The UK is becoming an increasingly divided country. Everyone who believes in an open, welcoming, country based on liberal social democracy must be watching in horror at the direction of this hard right Tory government.Stagnant wages, draconian benefit reforms and austerity are leading to a country divided by poverty, hurtling towards a hard and damaging Brexit, rejecting Scotland staying in the single market despite our overwhelming vote to remain.

I was a reluctant Yes in 2014 but I now firmly believe that with political and economic independence we can build Scotland based on social justice, fairness for all, an open relationship with the rest of the world.

Paula Spiers: Not now
Management consultant

I had been solid No for some time because I didn’t think the economic case was strong enough. However, I changed my mind to Yes in the last week or so before the first independence referendum.
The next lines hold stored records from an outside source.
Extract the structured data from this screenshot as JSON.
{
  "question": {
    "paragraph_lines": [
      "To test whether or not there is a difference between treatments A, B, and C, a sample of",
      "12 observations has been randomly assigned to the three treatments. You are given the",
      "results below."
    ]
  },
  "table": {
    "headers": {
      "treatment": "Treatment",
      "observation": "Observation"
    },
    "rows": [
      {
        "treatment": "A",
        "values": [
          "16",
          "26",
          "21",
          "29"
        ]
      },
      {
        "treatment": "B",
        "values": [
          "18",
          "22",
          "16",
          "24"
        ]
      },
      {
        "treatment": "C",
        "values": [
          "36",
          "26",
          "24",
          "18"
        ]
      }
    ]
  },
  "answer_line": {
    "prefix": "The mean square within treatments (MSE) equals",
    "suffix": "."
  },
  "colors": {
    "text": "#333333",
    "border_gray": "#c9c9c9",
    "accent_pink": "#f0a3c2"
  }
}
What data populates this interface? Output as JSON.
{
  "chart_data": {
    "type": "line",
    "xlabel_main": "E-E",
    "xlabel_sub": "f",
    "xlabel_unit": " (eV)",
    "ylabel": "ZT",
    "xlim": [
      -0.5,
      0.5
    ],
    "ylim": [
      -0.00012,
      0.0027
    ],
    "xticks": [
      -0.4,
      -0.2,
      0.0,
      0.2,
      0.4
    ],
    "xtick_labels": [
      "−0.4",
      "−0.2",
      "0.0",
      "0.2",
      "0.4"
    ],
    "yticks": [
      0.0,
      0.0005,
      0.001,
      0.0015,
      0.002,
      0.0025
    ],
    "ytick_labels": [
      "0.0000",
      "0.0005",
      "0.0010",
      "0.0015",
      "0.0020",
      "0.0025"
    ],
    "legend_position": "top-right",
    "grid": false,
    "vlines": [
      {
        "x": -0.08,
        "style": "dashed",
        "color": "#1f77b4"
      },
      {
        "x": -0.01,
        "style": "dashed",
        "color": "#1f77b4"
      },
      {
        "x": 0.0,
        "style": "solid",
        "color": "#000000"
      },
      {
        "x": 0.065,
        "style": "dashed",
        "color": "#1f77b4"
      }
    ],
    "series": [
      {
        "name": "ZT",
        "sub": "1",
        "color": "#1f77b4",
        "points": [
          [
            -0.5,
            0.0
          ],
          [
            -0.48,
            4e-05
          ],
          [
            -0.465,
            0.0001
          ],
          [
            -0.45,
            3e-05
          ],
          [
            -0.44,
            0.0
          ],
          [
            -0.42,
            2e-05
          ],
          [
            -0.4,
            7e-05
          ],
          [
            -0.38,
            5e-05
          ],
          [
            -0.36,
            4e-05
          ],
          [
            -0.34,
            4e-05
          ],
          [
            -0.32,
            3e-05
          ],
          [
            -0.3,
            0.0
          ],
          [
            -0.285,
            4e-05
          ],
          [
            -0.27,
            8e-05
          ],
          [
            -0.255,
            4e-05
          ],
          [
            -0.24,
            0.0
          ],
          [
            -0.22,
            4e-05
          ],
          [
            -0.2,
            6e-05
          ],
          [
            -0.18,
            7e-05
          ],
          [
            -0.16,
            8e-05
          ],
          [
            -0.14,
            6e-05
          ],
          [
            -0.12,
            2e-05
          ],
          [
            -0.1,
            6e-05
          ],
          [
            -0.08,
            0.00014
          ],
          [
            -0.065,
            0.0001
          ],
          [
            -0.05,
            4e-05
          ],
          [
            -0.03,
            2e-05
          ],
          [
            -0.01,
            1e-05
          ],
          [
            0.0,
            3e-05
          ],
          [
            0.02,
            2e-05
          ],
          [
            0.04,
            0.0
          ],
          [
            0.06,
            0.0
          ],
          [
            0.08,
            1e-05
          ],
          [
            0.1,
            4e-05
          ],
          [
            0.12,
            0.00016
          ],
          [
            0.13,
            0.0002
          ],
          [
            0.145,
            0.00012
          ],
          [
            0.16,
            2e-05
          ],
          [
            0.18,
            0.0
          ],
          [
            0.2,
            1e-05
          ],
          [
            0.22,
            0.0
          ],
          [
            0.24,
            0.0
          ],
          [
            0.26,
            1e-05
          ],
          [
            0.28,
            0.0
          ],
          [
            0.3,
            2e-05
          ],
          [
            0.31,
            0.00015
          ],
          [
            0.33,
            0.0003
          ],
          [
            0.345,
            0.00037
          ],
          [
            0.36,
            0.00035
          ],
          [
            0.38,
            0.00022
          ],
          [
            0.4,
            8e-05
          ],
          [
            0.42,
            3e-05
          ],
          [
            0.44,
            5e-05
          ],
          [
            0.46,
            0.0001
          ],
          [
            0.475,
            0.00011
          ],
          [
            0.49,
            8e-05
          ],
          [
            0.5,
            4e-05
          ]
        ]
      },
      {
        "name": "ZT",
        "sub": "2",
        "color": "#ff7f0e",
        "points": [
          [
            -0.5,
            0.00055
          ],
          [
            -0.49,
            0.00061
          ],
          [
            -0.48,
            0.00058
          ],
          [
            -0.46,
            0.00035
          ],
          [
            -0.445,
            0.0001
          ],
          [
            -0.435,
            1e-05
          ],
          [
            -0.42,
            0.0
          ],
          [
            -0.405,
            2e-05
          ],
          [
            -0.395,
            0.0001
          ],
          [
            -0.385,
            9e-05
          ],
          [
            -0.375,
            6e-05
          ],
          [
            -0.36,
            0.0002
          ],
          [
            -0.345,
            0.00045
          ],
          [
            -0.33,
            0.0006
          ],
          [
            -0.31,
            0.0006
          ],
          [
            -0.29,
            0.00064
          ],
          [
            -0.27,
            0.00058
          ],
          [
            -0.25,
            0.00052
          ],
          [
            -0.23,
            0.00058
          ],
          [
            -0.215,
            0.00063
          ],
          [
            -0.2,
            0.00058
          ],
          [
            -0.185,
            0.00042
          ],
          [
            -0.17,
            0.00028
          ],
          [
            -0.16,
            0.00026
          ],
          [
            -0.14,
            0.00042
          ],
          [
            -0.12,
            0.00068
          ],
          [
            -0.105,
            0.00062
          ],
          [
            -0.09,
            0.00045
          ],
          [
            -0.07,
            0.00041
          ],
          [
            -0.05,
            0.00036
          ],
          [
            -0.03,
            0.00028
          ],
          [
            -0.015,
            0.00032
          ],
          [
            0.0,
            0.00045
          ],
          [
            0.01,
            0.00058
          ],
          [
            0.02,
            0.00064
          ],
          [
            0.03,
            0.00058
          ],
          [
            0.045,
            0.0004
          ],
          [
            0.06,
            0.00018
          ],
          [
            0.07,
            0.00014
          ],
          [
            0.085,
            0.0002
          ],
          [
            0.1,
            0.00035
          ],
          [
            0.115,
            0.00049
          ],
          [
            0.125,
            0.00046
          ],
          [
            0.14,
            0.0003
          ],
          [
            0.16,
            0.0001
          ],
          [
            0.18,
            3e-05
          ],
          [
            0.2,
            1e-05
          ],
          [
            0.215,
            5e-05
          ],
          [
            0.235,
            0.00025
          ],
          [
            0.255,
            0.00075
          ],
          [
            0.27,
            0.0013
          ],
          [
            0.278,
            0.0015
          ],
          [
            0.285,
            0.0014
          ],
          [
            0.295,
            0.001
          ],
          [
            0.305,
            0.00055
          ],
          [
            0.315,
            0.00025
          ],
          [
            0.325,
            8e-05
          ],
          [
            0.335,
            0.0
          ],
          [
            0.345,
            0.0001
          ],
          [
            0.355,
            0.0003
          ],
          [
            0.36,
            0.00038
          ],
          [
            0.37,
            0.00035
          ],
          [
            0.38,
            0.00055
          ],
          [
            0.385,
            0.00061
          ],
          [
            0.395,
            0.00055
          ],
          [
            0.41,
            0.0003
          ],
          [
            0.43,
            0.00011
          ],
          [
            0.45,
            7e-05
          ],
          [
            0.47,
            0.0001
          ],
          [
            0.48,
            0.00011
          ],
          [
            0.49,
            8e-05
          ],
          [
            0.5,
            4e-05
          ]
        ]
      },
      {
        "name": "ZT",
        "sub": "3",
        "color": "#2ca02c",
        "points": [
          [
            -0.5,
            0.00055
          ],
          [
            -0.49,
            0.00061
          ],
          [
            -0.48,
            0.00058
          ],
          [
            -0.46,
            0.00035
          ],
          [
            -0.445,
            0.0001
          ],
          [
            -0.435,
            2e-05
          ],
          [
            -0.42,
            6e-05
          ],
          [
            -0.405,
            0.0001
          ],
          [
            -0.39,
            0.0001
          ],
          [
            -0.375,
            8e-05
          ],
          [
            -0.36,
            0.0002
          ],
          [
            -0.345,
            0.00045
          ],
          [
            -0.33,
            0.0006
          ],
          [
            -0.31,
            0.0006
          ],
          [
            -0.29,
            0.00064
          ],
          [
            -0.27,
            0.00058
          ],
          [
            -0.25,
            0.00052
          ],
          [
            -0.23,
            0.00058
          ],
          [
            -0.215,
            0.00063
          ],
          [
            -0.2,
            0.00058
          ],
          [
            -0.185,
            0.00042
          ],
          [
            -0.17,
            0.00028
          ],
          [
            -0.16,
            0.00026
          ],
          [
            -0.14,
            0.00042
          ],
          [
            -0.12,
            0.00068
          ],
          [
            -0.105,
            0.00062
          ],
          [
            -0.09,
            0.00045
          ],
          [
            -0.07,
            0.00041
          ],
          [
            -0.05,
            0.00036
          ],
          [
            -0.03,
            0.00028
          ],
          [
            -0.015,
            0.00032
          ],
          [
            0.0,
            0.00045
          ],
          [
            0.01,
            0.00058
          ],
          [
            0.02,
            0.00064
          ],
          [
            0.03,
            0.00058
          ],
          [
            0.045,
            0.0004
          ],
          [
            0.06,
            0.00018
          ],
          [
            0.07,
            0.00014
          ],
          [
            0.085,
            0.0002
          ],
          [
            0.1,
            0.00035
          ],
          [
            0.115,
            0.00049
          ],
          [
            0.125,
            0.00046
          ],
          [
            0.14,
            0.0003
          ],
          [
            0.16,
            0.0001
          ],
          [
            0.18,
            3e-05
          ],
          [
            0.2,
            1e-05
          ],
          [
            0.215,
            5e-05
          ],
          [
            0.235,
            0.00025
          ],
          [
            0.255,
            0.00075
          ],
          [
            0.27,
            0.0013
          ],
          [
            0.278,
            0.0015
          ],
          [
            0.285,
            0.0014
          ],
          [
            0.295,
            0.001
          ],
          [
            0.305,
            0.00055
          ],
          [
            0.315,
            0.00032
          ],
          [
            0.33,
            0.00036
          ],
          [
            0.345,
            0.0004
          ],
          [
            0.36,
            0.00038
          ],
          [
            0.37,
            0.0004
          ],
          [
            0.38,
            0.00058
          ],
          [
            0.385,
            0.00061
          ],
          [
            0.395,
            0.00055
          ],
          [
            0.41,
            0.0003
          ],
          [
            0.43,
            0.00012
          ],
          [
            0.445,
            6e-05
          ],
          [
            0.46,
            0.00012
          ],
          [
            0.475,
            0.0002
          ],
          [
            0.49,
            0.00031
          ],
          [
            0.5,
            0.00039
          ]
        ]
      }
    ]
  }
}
I thought that although we’re a small country, why shouldn’t we have ambition? Since the result though, at a time when Scotland needs innovation and a strong hand, I’ve not seen any real evidence of that desire to change. In fact, it feels like we have been treading water, whilst the country is struggling to respond to the financial and economic challenges.

At the same time, I have very serious doubts that Brexit will happen. But if we do, I don’t see any reason to have a referendum until after the negotiations are over and the UK is set to leave the EU.

Thomas Lenaghan: Definitely No
Director of development, Morris Construction

I was firmly against independence in 2014 and, though I was dismayed at the decision to leave the European Union, I haven’t moved much from that position since then. I work in the construction industry and have first-hand experience of the apocalypse which engulfed our trade in 2008.

The industry is still feeling the effects of that almost a decade later and the major banks are still behaving badly. Brexit can only increase that uncertainty. Like most Scots I would like to see this country become independent, but this is simply not the time.

Andrew Valentine: Was No, now Yes

I live a few miles from the border and I do most of my work in England, so there was a fear about what might happen if independence had been gained in 2014. I wasn’t getting any straight answers either and I was very committed to the No cause. However Brexit changed everything for me.


I tour around Europe a lot and this will have a big impact. I was shocked that Scotland was getting pulled out of Europe against the will of the majority and I was also shocked at the tone of the Leave campaign with its overtly racist tones and the influence of Nigel Farage. That’s why I’ll be voting Yes to Scottish independence at the next referendum.